Qu’il y ait visiblement si peu de gens pour le comprendre me remplit de colère et de tristesse. Lorsque j’ai publié une tribune dans le New York Times expliquant mon travail de représentation pro bono, avec mes étudiants (es), d’hommes de couleur menacés d’expulsion par leur université dans des affaires relevant du Titre IX, le déferlement de haine qu’elle a suscité a failli me submerger. Un jour, au travail, quelqu’un m’a laissé un message sur mon répondeur : il fallait que je sois virée, brûlée vive et enterrée six pieds sous terre.

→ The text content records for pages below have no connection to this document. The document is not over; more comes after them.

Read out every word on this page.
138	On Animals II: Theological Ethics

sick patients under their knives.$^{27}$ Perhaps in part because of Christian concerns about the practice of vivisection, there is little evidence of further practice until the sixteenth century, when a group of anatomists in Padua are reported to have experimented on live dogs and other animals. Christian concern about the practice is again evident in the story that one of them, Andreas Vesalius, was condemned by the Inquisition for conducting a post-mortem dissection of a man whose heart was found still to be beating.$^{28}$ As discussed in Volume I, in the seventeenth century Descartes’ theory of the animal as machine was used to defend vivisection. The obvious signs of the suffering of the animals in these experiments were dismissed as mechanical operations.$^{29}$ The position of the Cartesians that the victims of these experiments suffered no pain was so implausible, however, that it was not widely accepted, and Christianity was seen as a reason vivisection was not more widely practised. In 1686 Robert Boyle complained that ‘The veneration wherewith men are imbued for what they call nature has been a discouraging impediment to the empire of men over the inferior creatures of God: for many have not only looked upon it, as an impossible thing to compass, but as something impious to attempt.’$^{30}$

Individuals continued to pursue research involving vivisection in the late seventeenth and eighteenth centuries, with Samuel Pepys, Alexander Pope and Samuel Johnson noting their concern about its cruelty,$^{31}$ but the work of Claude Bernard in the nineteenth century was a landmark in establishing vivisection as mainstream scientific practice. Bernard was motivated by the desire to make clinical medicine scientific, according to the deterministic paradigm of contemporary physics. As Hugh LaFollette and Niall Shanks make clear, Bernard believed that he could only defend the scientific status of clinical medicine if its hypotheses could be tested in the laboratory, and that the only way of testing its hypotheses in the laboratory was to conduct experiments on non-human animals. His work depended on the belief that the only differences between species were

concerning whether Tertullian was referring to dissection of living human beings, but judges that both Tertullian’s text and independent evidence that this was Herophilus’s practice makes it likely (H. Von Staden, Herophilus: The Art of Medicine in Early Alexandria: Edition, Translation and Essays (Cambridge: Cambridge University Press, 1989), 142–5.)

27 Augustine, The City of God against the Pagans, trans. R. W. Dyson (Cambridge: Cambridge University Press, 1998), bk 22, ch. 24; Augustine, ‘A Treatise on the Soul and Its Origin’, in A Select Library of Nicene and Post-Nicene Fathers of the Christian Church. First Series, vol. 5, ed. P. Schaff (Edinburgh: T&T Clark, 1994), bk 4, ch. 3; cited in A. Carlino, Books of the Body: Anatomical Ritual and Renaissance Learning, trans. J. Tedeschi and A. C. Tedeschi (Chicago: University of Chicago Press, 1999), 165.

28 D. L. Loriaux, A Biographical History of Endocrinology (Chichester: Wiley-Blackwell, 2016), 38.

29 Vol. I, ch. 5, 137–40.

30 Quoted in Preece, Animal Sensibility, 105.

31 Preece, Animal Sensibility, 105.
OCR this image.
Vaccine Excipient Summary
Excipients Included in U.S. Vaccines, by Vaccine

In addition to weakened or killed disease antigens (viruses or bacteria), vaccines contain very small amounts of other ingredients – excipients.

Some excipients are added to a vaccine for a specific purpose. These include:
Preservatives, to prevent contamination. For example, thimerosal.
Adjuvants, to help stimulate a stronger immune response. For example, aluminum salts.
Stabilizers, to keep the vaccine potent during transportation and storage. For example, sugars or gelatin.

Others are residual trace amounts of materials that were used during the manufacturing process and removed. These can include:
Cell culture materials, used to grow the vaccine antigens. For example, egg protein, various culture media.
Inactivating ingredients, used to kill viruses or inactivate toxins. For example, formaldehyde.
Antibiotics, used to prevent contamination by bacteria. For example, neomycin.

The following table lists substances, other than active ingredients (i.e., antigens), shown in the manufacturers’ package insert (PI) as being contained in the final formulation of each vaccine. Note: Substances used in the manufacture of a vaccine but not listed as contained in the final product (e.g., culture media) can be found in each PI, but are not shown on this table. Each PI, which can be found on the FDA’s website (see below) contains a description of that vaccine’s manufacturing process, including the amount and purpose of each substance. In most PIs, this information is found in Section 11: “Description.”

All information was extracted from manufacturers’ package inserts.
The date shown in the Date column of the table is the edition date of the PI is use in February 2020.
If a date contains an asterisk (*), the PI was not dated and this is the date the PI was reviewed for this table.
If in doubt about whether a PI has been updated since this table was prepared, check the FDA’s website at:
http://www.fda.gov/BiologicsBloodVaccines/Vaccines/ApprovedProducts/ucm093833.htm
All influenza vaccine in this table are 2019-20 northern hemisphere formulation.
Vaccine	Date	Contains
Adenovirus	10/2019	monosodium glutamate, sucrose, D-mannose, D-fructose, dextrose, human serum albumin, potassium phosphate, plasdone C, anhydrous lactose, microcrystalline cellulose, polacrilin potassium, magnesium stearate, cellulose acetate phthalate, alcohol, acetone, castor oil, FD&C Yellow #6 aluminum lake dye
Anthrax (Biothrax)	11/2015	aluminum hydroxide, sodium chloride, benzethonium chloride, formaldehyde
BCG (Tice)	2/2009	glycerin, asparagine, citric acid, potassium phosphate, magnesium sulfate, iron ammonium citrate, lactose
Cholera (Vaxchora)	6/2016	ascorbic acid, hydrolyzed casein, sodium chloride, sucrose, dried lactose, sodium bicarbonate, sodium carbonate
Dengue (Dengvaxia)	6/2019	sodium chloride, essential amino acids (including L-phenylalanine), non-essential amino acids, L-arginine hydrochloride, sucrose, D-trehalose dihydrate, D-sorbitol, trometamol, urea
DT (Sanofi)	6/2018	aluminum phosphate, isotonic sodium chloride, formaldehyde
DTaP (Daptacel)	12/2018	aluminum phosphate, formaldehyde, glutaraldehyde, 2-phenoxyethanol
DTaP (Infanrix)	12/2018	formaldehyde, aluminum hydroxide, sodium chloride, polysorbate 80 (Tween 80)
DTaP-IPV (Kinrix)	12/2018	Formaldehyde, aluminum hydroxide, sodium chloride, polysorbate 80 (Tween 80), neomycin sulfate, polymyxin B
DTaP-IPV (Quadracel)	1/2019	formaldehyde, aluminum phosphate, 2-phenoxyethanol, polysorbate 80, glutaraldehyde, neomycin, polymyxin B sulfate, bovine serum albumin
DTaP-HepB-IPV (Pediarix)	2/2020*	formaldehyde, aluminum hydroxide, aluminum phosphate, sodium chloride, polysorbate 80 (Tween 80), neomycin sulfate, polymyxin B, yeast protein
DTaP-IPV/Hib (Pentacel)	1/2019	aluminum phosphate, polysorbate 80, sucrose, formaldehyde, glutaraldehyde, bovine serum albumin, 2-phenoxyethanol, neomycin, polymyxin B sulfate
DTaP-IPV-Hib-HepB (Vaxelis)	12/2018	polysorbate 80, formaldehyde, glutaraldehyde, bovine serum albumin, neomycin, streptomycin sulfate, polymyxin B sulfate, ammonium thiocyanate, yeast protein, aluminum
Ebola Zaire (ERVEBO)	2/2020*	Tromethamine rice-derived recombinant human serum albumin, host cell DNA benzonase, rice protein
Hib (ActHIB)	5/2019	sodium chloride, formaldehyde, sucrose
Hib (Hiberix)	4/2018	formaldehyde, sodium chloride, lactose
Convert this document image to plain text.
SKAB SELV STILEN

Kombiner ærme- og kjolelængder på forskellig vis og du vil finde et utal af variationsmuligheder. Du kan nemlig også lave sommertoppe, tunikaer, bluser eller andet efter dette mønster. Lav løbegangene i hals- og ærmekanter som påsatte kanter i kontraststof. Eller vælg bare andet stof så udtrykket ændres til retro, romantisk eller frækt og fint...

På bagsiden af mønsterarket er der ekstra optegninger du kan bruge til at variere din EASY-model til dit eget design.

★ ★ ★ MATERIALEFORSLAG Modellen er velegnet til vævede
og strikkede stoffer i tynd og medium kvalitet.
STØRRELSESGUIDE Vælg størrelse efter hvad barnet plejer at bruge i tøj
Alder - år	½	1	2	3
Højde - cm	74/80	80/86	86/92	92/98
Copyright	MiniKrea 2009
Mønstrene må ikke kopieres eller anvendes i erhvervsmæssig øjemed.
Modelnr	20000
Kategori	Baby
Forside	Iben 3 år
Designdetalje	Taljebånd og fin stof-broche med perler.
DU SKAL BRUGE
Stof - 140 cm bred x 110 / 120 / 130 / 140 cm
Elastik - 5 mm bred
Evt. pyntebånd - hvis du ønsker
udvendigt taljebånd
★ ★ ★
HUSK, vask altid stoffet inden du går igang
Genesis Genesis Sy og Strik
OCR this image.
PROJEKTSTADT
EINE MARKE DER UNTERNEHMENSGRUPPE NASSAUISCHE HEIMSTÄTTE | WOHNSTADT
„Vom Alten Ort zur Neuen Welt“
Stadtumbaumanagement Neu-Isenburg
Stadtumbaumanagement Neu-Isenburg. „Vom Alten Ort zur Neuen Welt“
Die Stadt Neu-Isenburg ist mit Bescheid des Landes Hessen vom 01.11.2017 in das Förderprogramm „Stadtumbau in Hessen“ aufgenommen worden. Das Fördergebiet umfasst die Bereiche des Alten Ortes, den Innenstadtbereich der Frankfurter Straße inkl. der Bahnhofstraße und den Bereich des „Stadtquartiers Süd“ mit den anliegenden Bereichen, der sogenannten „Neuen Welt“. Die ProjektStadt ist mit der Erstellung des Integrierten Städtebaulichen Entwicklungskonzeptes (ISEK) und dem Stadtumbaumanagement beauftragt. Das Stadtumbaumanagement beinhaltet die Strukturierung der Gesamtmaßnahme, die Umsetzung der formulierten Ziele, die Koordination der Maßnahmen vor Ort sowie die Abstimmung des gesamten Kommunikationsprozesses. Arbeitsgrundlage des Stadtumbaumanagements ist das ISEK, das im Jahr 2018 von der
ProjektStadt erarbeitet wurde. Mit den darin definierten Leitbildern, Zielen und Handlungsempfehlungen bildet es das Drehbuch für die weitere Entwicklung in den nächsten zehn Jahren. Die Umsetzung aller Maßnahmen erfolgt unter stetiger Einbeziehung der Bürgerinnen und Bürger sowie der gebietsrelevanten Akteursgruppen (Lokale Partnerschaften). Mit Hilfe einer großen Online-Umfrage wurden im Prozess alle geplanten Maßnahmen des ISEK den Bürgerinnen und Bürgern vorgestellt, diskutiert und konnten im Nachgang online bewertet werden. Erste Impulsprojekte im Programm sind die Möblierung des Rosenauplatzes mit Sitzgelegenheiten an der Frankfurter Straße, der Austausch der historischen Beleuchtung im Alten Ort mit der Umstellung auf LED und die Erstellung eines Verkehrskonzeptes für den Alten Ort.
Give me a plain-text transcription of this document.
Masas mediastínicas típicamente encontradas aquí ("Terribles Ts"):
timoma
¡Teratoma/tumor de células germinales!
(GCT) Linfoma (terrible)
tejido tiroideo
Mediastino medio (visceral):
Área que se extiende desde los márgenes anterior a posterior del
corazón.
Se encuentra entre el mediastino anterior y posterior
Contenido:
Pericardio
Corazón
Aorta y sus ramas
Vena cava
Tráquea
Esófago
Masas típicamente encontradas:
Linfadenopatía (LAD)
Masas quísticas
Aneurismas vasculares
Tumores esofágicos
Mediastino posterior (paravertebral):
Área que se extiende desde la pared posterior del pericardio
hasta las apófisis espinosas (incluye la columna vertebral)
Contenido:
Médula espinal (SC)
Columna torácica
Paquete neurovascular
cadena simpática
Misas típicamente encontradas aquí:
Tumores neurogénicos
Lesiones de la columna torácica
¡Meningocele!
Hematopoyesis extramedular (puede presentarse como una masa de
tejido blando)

La meilleure réaction revient à l’association des étudiants (es) en droit noirs de Harvard (HBLSA). Dans un communiqué publié le 31 mars, alors que les manifestations battaient leur plein, l’association écrivait: «L’HBLSA estime important que nous parlions de la controverse et que nous demandions à l’université de Harvard de soutenir sans réserve les victimes de violences sexuelles, et de le faire sans transformer le professeur Sullivan en bouc émissaire des manquements de l’université en matière de lutte contre les violences sexuelles sur le campus.»
Que personne n’ait écouté son message est parfaitement pitoyable. Mais j’y vois quand même une raison d’espérer : il y a encore dans ce bas monde des futurs (es) avocats (es) pour comprendre de quoi il retourne. Malheureusement, leur argument –sans conteste le meilleur– n’a pas porté ses fruits.